Rows correspond to Monte Carlo iterations. Columns correspond to LCIA methods (impact categories).
- Returns:
DataFrame of shape (iterations, n_methods)
- Return type:
pandas.DataFrame
- mc_lci_calculation(slice_index)#
Function to perform the LCI for one Monte Carlo iteration. This includes rebuilding the technosphere and biosphere matrices with random values.
- mc_lci_preparation(iterations)#
Function to prepare the LCI for Monte Carlo simulation. This includes loading LCI data, generating random numbers, and building the demand array.
- mc_lcia_calculation()#
Function to perform the LCIA for one Monte Carlo iteration. This includes loading LCIA data, generating random numbers for the characterization matrix, rebuilding it, and performing the LCIA calculation.
- property mc_results#
Property to access Monte Carlo results after simulation.
- monte_carlo_worker(args)#
Worker function for Monte Carlo simulation. Each worker will perform a subset of the iterations.
- Parameters:
args (tuple) – Tuple containing the following elements:
iterations (int) – Number of iterations to perform in this worker.
progress_queue (Queue) – Queue for reporting progress.
- Returns:
mc_results – Dictionary containing the Monte Carlo results
- Return type:
dict
- print_uncertainty_info()#
Print summary statistics about uncertainty information in the exchanges of this LCA. Uses the underlying Brightway tech_params data structure for efficient access.
- print_uncertainty_info_old(foreground_only=False)#
Print summary statistics about uncertainty information in the exchanges of this LCA. Uses the underlying Brightway exchange data structure for robust access.
- Parameters:
foreground_only (bool, optional) – Whether to consider only foreground exchanges. Default is False.
- results_to_json(filename=None, identifier='name', folder_path=None)#
Save Monte Carlo results to a JSON file.
- Parameters:
filename (str, optional) – Name of the JSON file to save the results. If None, a default filename based on the demand activity name is used.

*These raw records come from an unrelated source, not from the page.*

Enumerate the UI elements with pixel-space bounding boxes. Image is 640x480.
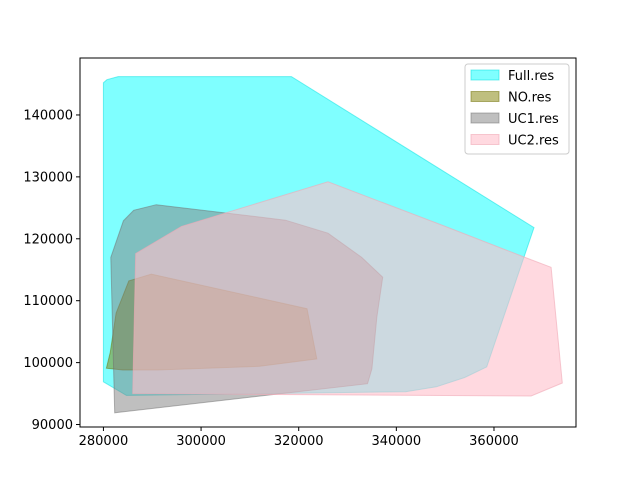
x-tick-label: 300000 xyxy=(176,434,226,449)
legend-swatch xyxy=(470,112,500,124)
legend-box xyxy=(464,63,570,155)
y-axis: 90000 100000 110000 120000 130000 140000 xyxy=(23,108,80,433)
plot-frame xyxy=(79,57,577,428)
y-tick-label: 140000 xyxy=(23,108,73,123)
x-tick-label: 340000 xyxy=(372,434,422,449)
legend-swatch xyxy=(470,91,500,102)
y-tick-label: 120000 xyxy=(23,232,73,247)
y-tick-label: 130000 xyxy=(23,170,73,185)
legend-label: Full.res xyxy=(508,69,554,84)
legend: Full.res NO.res UC1.res UC2.res xyxy=(464,63,570,155)
x-axis: 280000 300000 320000 340000 360000 xyxy=(79,427,519,449)
legend-swatch xyxy=(470,134,500,145)
x-tick-label: 320000 xyxy=(274,434,324,449)
legend-label: NO.res xyxy=(508,91,552,106)
x-tick-label: 360000 xyxy=(469,434,519,449)
series-layer xyxy=(102,76,563,414)
y-tick-label: 90000 xyxy=(32,418,73,433)
x-tick-label: 280000 xyxy=(79,434,129,449)
legend-label: UC2.res xyxy=(508,134,559,149)
y-tick-label: 100000 xyxy=(23,356,73,371)
legend-swatch xyxy=(470,69,500,81)
legend-label: UC1.res xyxy=(508,112,559,127)
series-polygon-uc2-res xyxy=(132,181,563,397)
y-tick-label: 110000 xyxy=(23,294,73,309)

identifier (str, optional) – Identifier to use for the filename. Default is ‘name’, i.e. the name of the demand activity.

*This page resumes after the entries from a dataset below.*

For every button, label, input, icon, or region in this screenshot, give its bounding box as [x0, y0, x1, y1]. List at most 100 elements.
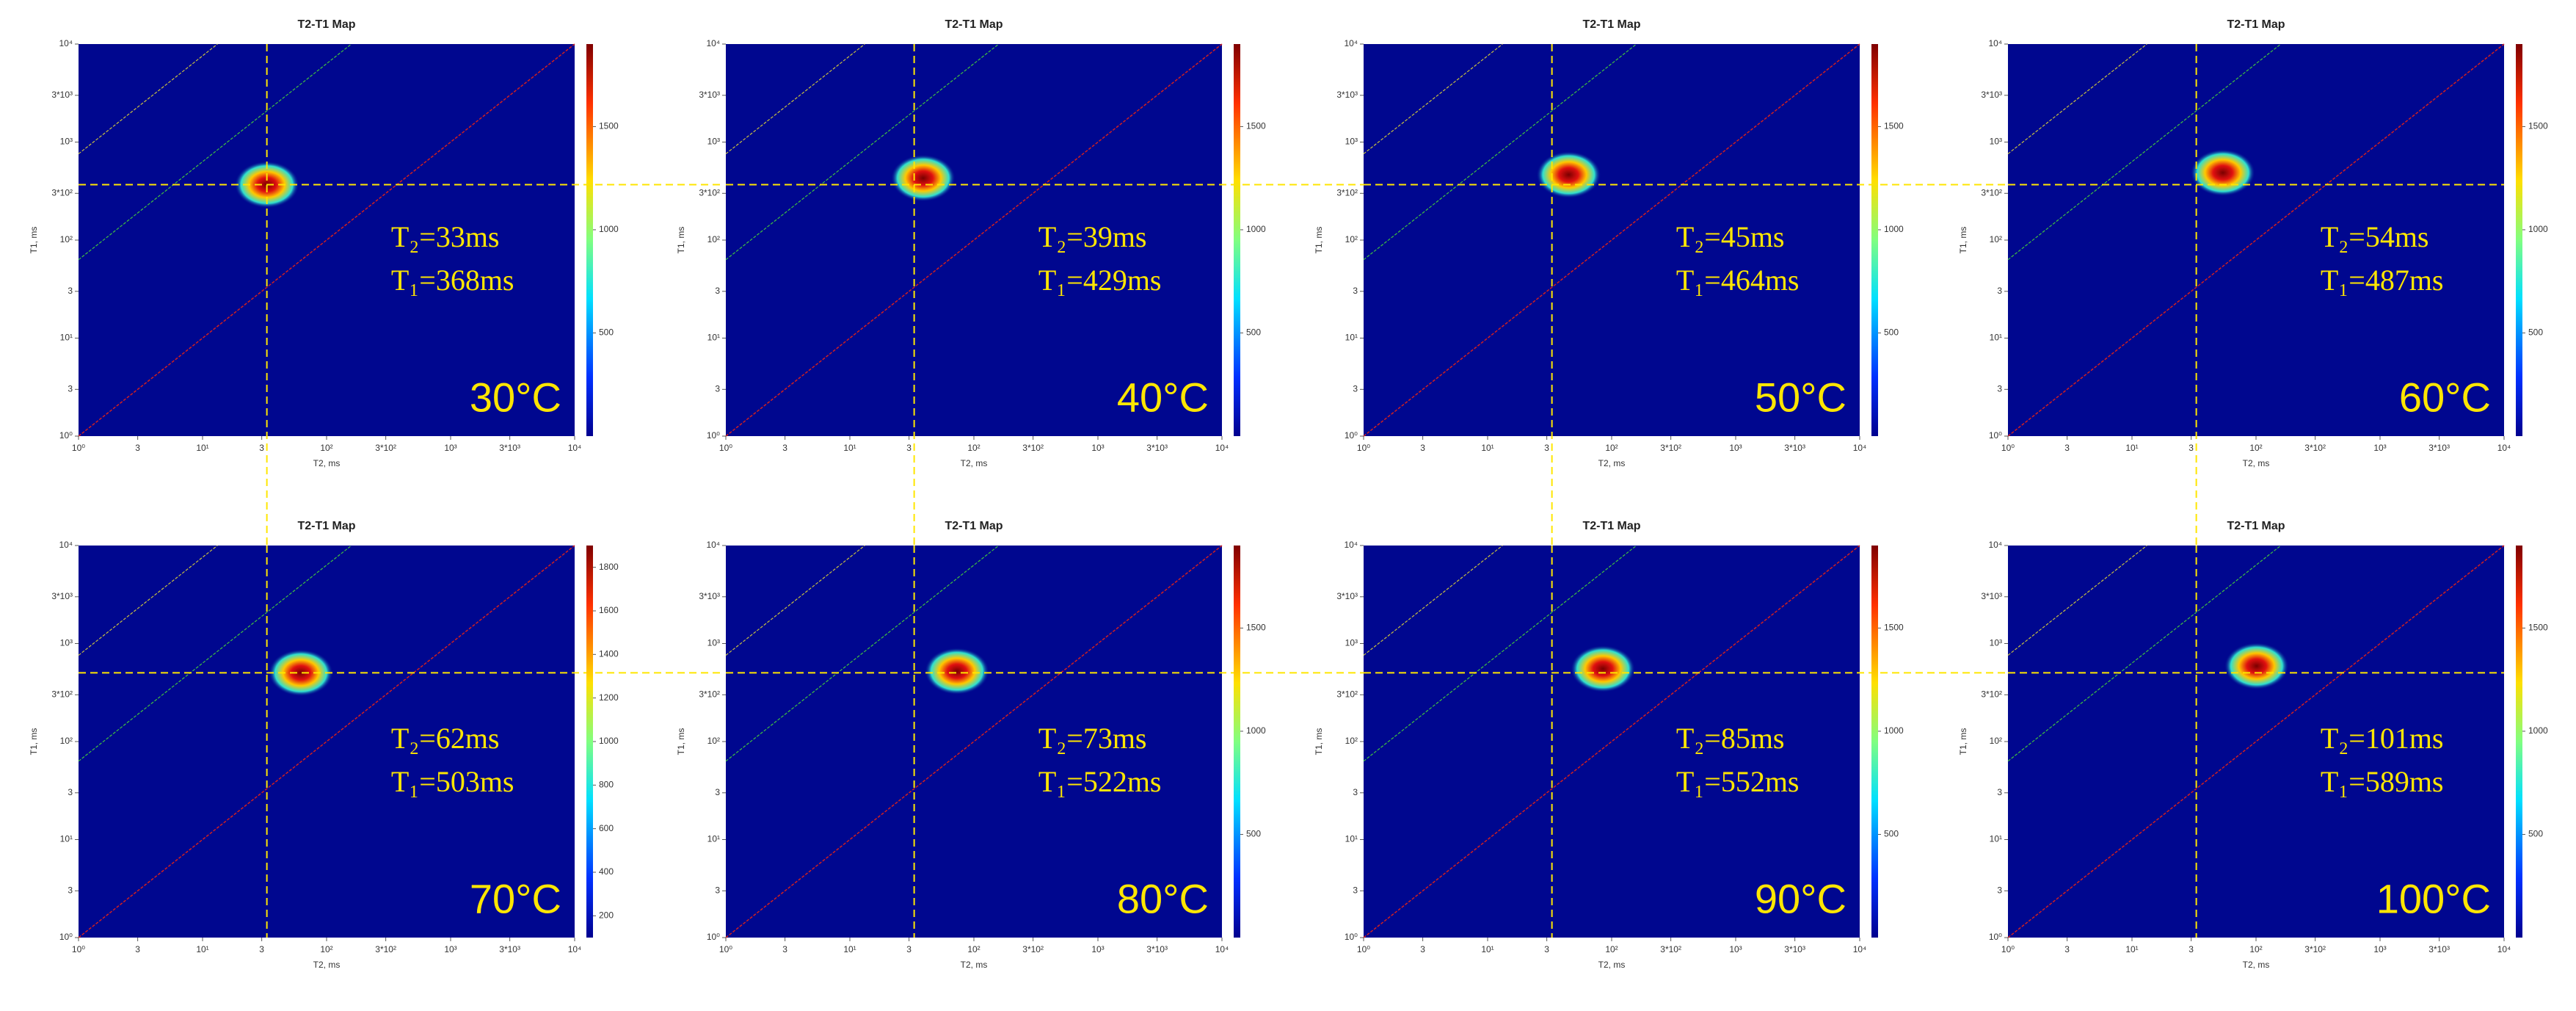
- y-tick-label: 10²: [1345, 736, 1358, 746]
- annotation: 30°C: [470, 374, 561, 421]
- colorbar-tick-label: 400: [599, 866, 614, 877]
- x-tick-label: 10²: [967, 443, 980, 453]
- annotation: 100°C: [2376, 876, 2491, 922]
- y-tick-label: 10³: [1990, 638, 2002, 648]
- ratio-line: [2007, 43, 2282, 261]
- x-tick-label: 10³: [1729, 944, 1742, 954]
- y-tick-label: 3: [68, 286, 73, 296]
- annotation: T₁=589ms: [2321, 765, 2444, 798]
- ratio-line: [725, 545, 1223, 938]
- colorbar-tick-label: 1500: [1246, 623, 1266, 633]
- x-tick-label: 10¹: [1481, 443, 1493, 453]
- ratio-line: [78, 43, 352, 261]
- x-tick-label: 3*10³: [1784, 944, 1805, 954]
- panel-title: T2-T1 Map: [1582, 520, 1640, 532]
- y-tick-label: 10¹: [60, 333, 73, 343]
- y-tick-label: 3*10³: [51, 591, 73, 601]
- y-tick-label: 3*10³: [699, 591, 720, 601]
- colorbar: [2516, 546, 2522, 938]
- y-tick-label: 10⁴: [1988, 540, 2002, 550]
- colorbar-tick-label: 1500: [2528, 121, 2548, 131]
- x-tick-label: 3*10²: [2304, 443, 2326, 453]
- y-tick-label: 3*10²: [1336, 187, 1358, 198]
- x-tick-label: 10³: [1091, 443, 1104, 453]
- panel-title: T2-T1 Map: [945, 520, 1003, 532]
- x-tick-label: 10¹: [843, 443, 856, 453]
- y-tick-label: 3: [1997, 787, 2002, 797]
- peak: [2190, 149, 2255, 197]
- y-tick-label: 3: [715, 383, 720, 394]
- y-tick-label: 10¹: [707, 333, 720, 343]
- colorbar-tick-label: 1600: [599, 605, 619, 615]
- y-tick-label: 3*10³: [699, 90, 720, 100]
- x-tick-label: 10⁰: [72, 944, 85, 954]
- y-tick-label: 10⁴: [706, 540, 720, 550]
- y-tick-label: 3*10²: [51, 187, 73, 198]
- colorbar-tick-label: 500: [1884, 327, 1899, 338]
- ratio-line: [78, 43, 218, 154]
- x-tick-label: 10²: [320, 443, 332, 453]
- x-axis-label: T2, ms: [313, 960, 341, 970]
- y-tick-label: 3*10³: [1981, 90, 2002, 100]
- x-tick-label: 10³: [2373, 443, 2386, 453]
- annotation: T₁=552ms: [1676, 765, 1800, 798]
- x-tick-label: 10⁰: [1357, 443, 1370, 453]
- x-tick-label: 3*10³: [1146, 443, 1168, 453]
- y-tick-label: 10⁰: [59, 932, 73, 942]
- y-tick-label: 3: [1997, 383, 2002, 394]
- annotation: 80°C: [1117, 876, 1209, 922]
- y-tick-label: 10²: [1990, 234, 2002, 244]
- ratio-line: [1363, 43, 1503, 154]
- y-tick-label: 10⁰: [1989, 430, 2002, 441]
- x-tick-label: 3*10³: [499, 443, 520, 453]
- colorbar-tick-label: 1000: [599, 224, 619, 234]
- y-tick-label: 3: [1997, 286, 2002, 296]
- y-axis-label: T1, ms: [1958, 227, 1968, 254]
- colorbar-tick-label: 1000: [1246, 725, 1266, 736]
- x-tick-label: 3: [2188, 443, 2194, 453]
- y-tick-label: 10⁰: [707, 430, 720, 441]
- x-tick-label: 10⁰: [719, 443, 732, 453]
- colorbar-tick-label: 1200: [599, 692, 619, 703]
- annotation: 60°C: [2399, 374, 2491, 421]
- annotation: T₂=85ms: [1676, 722, 1785, 755]
- y-tick-label: 10³: [60, 638, 73, 648]
- peak: [1536, 151, 1601, 199]
- x-tick-label: 3: [782, 944, 787, 954]
- y-axis-label: T1, ms: [676, 728, 686, 755]
- x-tick-label: 3: [1420, 944, 1425, 954]
- colorbar-tick-label: 500: [1884, 829, 1899, 839]
- x-tick-label: 10³: [2373, 944, 2386, 954]
- colorbar: [586, 44, 593, 436]
- x-tick-label: 10⁴: [1215, 443, 1229, 453]
- x-tick-label: 3: [1544, 944, 1549, 954]
- y-tick-label: 3: [68, 383, 73, 394]
- colorbar-tick-label: 1500: [1884, 623, 1904, 633]
- panel-title: T2-T1 Map: [297, 520, 355, 532]
- x-tick-label: 10³: [444, 944, 456, 954]
- annotation: 40°C: [1117, 374, 1209, 421]
- x-tick-label: 3: [135, 443, 140, 453]
- y-tick-label: 10¹: [1990, 834, 2002, 844]
- colorbar-tick-label: 1500: [599, 121, 619, 131]
- colorbar-tick-label: 1800: [599, 562, 619, 572]
- x-tick-label: 10¹: [2125, 443, 2138, 453]
- colorbar: [586, 546, 593, 938]
- y-tick-label: 10²: [60, 234, 73, 244]
- x-tick-label: 3: [2064, 944, 2070, 954]
- y-tick-label: 3: [715, 286, 720, 296]
- x-tick-label: 10³: [444, 443, 456, 453]
- y-tick-label: 10²: [1990, 736, 2002, 746]
- y-tick-label: 10⁰: [1345, 430, 1358, 441]
- colorbar-tick-label: 500: [1246, 327, 1261, 338]
- y-tick-label: 3*10²: [1336, 689, 1358, 699]
- colorbar-tick-label: 1000: [1884, 224, 1904, 234]
- annotation: T₁=503ms: [391, 765, 514, 798]
- x-tick-label: 3*10³: [1784, 443, 1805, 453]
- x-tick-label: 3*10³: [499, 944, 520, 954]
- ratio-line: [78, 545, 575, 938]
- x-tick-label: 10⁰: [1357, 944, 1370, 954]
- x-tick-label: 10⁴: [568, 944, 582, 954]
- ratio-line: [725, 43, 1223, 437]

folder_path (str, optional) – Path to the folder where the JSON file will be saved. Default is None.
- set_default_uncertainty(foreground_only=False)#
Add default uniform uncertainty (±10%) to technosphere exchanges missing uncertainty.

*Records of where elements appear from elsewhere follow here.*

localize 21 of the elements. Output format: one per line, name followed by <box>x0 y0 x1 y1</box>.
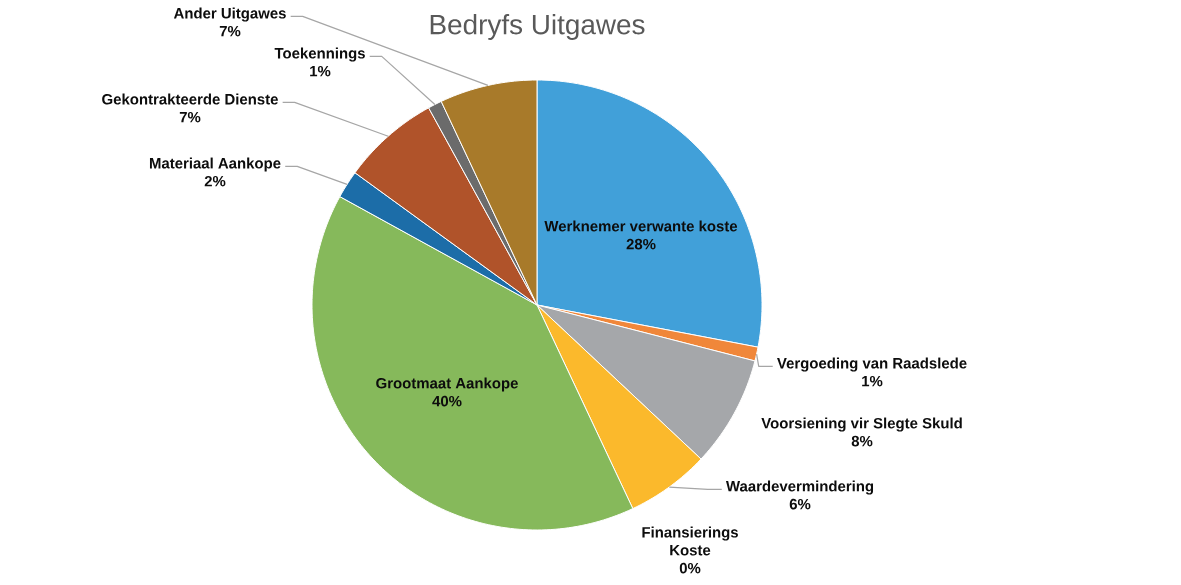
slice-label: Voorsiening vir Slegte Skuld <box>761 417 962 432</box>
slice-label: Ander Uitgawes <box>173 7 286 22</box>
data-label: 7% <box>219 25 241 37</box>
data-label: 1% <box>310 65 331 77</box>
slice-label: Toekennings <box>274 47 365 62</box>
data-label: 40% <box>432 395 462 407</box>
data-label: 28% <box>626 238 656 250</box>
category-label: Finansierings Koste <box>642 526 738 556</box>
data-label: 1% <box>862 375 883 387</box>
slice-label: Werknemer verwante koste <box>544 220 738 232</box>
slice-label: Waardevermindering <box>725 480 874 495</box>
chart-title: Bedryfs Uitgawes <box>430 14 645 40</box>
data-label: 8% <box>851 435 873 447</box>
slice-label: Gekontrakteerde Dienste <box>102 93 278 105</box>
slice-label: Vergoeding van Raadslede <box>777 357 967 372</box>
slice-label: Grootmaat Aankope <box>376 377 518 392</box>
data-label: 6% <box>789 498 811 510</box>
text: 0% <box>679 562 701 574</box>
data-label: 7% <box>179 111 201 123</box>
slice-label: Materiaal Aankope <box>149 157 281 172</box>
data-label: 2% <box>204 175 226 187</box>
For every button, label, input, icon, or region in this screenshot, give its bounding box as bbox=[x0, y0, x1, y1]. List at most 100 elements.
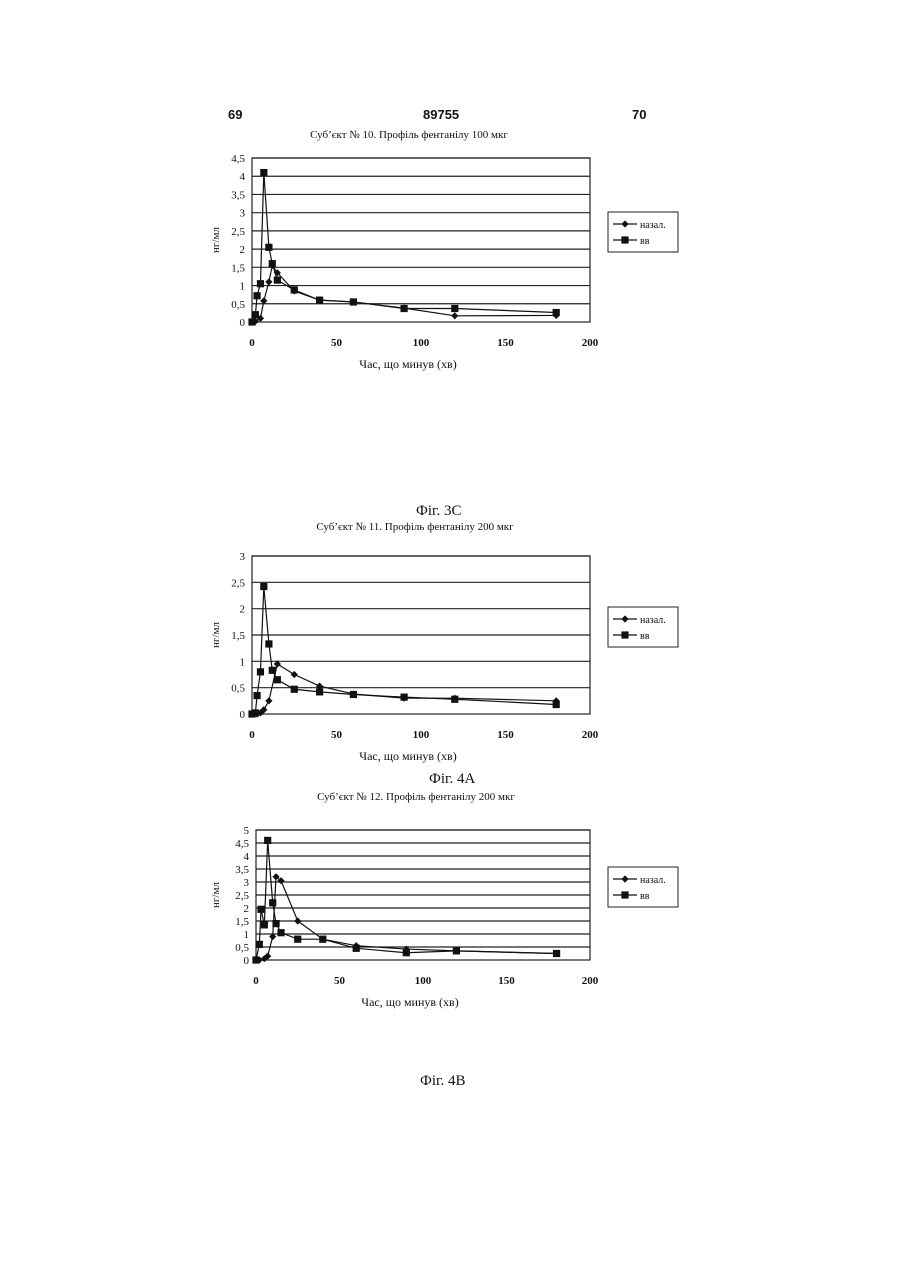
y-tick-label: 0 bbox=[240, 317, 246, 329]
data-point-iv bbox=[272, 920, 279, 927]
y-tick-label: 3 bbox=[240, 551, 246, 563]
data-point-iv bbox=[403, 949, 410, 956]
chart-title: Суб’єкт № 11. Профіль фентанілу 200 мкг bbox=[316, 521, 514, 533]
data-point-iv bbox=[451, 305, 458, 312]
chart-title: Суб’єкт № 12. Профіль фентанілу 200 мкг bbox=[317, 791, 515, 803]
x-tick-label: 100 bbox=[413, 337, 430, 349]
data-point-iv bbox=[257, 906, 264, 913]
y-tick-label: 0 bbox=[240, 709, 246, 721]
legend-marker-iv bbox=[621, 236, 628, 243]
x-tick-label: 0 bbox=[253, 975, 259, 987]
legend-label: вв bbox=[640, 631, 650, 642]
data-point-iv bbox=[353, 945, 360, 952]
y-tick-label: 0,5 bbox=[231, 683, 245, 695]
legend-marker-iv bbox=[621, 631, 628, 638]
figure-caption-4b: Фіг. 4В bbox=[420, 1073, 465, 1090]
y-tick-label: 2 bbox=[244, 903, 250, 915]
legend-marker-iv bbox=[621, 891, 628, 898]
data-point-iv bbox=[453, 947, 460, 954]
y-tick-label: 4 bbox=[244, 851, 250, 863]
x-tick-label: 50 bbox=[331, 337, 343, 349]
y-tick-label: 4 bbox=[240, 171, 246, 183]
data-point-iv bbox=[252, 709, 259, 716]
data-point-iv bbox=[291, 686, 298, 693]
legend-label: вв bbox=[640, 236, 650, 247]
x-tick-label: 100 bbox=[413, 729, 430, 741]
data-point-iv bbox=[553, 701, 560, 708]
chart-subject-12: Суб’єкт № 12. Профіль фентанілу 200 мкг 0… bbox=[0, 784, 900, 1044]
y-tick-label: 0,5 bbox=[235, 942, 249, 954]
data-point-iv bbox=[265, 244, 272, 251]
data-point-iv bbox=[260, 583, 267, 590]
y-tick-label: 1 bbox=[240, 281, 246, 293]
data-point-iv bbox=[257, 280, 264, 287]
y-tick-label: 2,5 bbox=[231, 577, 245, 589]
x-tick-label: 0 bbox=[249, 729, 255, 741]
data-point-iv bbox=[269, 899, 276, 906]
x-tick-label: 100 bbox=[415, 975, 432, 987]
left-page-number: 69 bbox=[228, 107, 242, 122]
legend-label: назал. bbox=[640, 220, 666, 231]
data-point-iv bbox=[277, 929, 284, 936]
y-tick-label: 1,5 bbox=[231, 262, 245, 274]
y-tick-label: 3,5 bbox=[235, 864, 249, 876]
legend-label: назал. bbox=[640, 615, 666, 626]
x-tick-label: 150 bbox=[498, 975, 515, 987]
data-point-iv bbox=[269, 260, 276, 267]
data-point-iv bbox=[401, 305, 408, 312]
y-axis-label: нг/мл bbox=[210, 227, 222, 253]
data-point-iv bbox=[316, 688, 323, 695]
legend-label: вв bbox=[640, 891, 650, 902]
y-tick-label: 5 bbox=[244, 825, 250, 837]
y-tick-label: 2 bbox=[240, 244, 246, 256]
series-line-nasal bbox=[252, 266, 556, 322]
x-tick-label: 50 bbox=[334, 975, 346, 987]
data-point-iv bbox=[553, 309, 560, 316]
x-tick-label: 50 bbox=[331, 729, 343, 741]
data-point-iv bbox=[274, 276, 281, 283]
x-axis-label: Час, що минув (хв) bbox=[361, 995, 458, 1009]
y-tick-label: 3,5 bbox=[231, 189, 245, 201]
chart-subject-11: Суб’єкт № 11. Профіль фентанілу 200 мкг 0… bbox=[0, 514, 900, 764]
x-tick-label: 150 bbox=[497, 729, 514, 741]
y-tick-label: 1 bbox=[240, 656, 246, 668]
data-point-iv bbox=[265, 640, 272, 647]
y-tick-label: 3 bbox=[240, 208, 246, 220]
x-tick-label: 200 bbox=[582, 729, 599, 741]
data-point-nasal bbox=[265, 697, 272, 704]
data-point-iv bbox=[274, 676, 281, 683]
x-tick-label: 200 bbox=[582, 337, 599, 349]
y-tick-label: 4,5 bbox=[235, 838, 249, 850]
data-point-iv bbox=[291, 286, 298, 293]
x-axis-label: Час, що минув (хв) bbox=[359, 357, 456, 371]
data-point-iv bbox=[248, 318, 255, 325]
y-tick-label: 2,5 bbox=[231, 226, 245, 238]
y-tick-label: 1 bbox=[244, 929, 250, 941]
data-point-nasal bbox=[291, 671, 298, 678]
y-tick-label: 3 bbox=[244, 877, 250, 889]
data-point-iv bbox=[252, 311, 259, 318]
data-point-iv bbox=[257, 668, 264, 675]
y-tick-label: 0,5 bbox=[231, 299, 245, 311]
data-point-iv bbox=[451, 696, 458, 703]
data-point-iv bbox=[401, 694, 408, 701]
data-point-iv bbox=[264, 837, 271, 844]
data-point-iv bbox=[253, 292, 260, 299]
data-point-iv bbox=[316, 297, 323, 304]
right-page-number: 70 bbox=[632, 107, 646, 122]
y-tick-label: 2,5 bbox=[235, 890, 249, 902]
y-tick-label: 2 bbox=[240, 604, 246, 616]
data-point-iv bbox=[294, 936, 301, 943]
data-point-iv bbox=[256, 941, 263, 948]
y-axis-label: нг/мл bbox=[210, 882, 222, 908]
data-point-iv bbox=[350, 298, 357, 305]
patent-number: 89755 bbox=[423, 107, 459, 122]
plot-area-border bbox=[252, 158, 590, 322]
y-tick-label: 4,5 bbox=[231, 153, 245, 165]
legend-label: назал. bbox=[640, 875, 666, 886]
y-tick-label: 1,5 bbox=[235, 916, 249, 928]
data-point-iv bbox=[553, 950, 560, 957]
x-tick-label: 0 bbox=[249, 337, 255, 349]
data-point-iv bbox=[252, 956, 259, 963]
chart-title: Суб’єкт № 10. Профіль фентанілу 100 мкг bbox=[310, 129, 508, 141]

- stats_to_json(filename=None, identifier='name', folder_path=None)#
Save Monte Carlo statistics to a JSON file.
- Parameters:
identifier (str, optional) – Identifier to use for the filename. Default is ‘name’, i.e. the name of the demand activity.
folder_path (str, optional) – Path to the folder where the JSON file will be saved. Default is None.
- uncertainty_lca.monte_carlo.calculate_statistics(mc_results, lcia_method_name=None, lcia_methods=None, key_list=None)#
Calculate statistics for Monte Carlo results.
- Parameters:
mc_results (dict) – Dictionary containing the Monte Carlo results.
lcia_methods (list) – List of LCIA methods.
key_list (list) – List of keys for the LCIA methods.
- Returns:
mc_statistics – Dictionary containing the calculated statistics.
- Return type:
dict
- uncertainty_lca.monte_carlo.exchange_to_dict(exc)#
Convert a technosphere exchange to a dictionary.
- Parameters:
exc (Exchange) – Technosphere exchange to convert.
- Returns:
exc_dict – Dictionary representation of the exchange.
- Return type:
dict
- uncertainty_lca.monte_carlo.get_key_list(lcia_methods)#
Get a list of keys for the provided LCIA methods.
- Parameters:
lcia_methods (list) – List of LCIA methods.
- Returns:
key_list – List of keys for the LCIA methods.
- Return type:
list
- uncertainty_lca.monte_carlo.get_lcia_methods(lcia_method_name, get_keys=False)#
Get LCIA methods and their keys based on the provided method name.
- Parameters:
lcia_method_name (str) – Name of the LCIA method (e.g., ‘EF v3.1 no LT’).
- Returns:
lcia_methods (list) – List of LCIA methods.
key_list (list) – List of keys for the LCIA methods.
- uncertainty_lca.monte_carlo.write_json(filename, dict_to_write, folder_path=None)#
Write a dictionary to a JSON file.
- Parameters:
filename (str) – Name of the JSON file to write.
dict_to_write (dict) – Dictionary to write to the JSON file.
folder_path (str, optional) – Path to the folder where the JSON file will be saved. If None, a default “results” folder is used.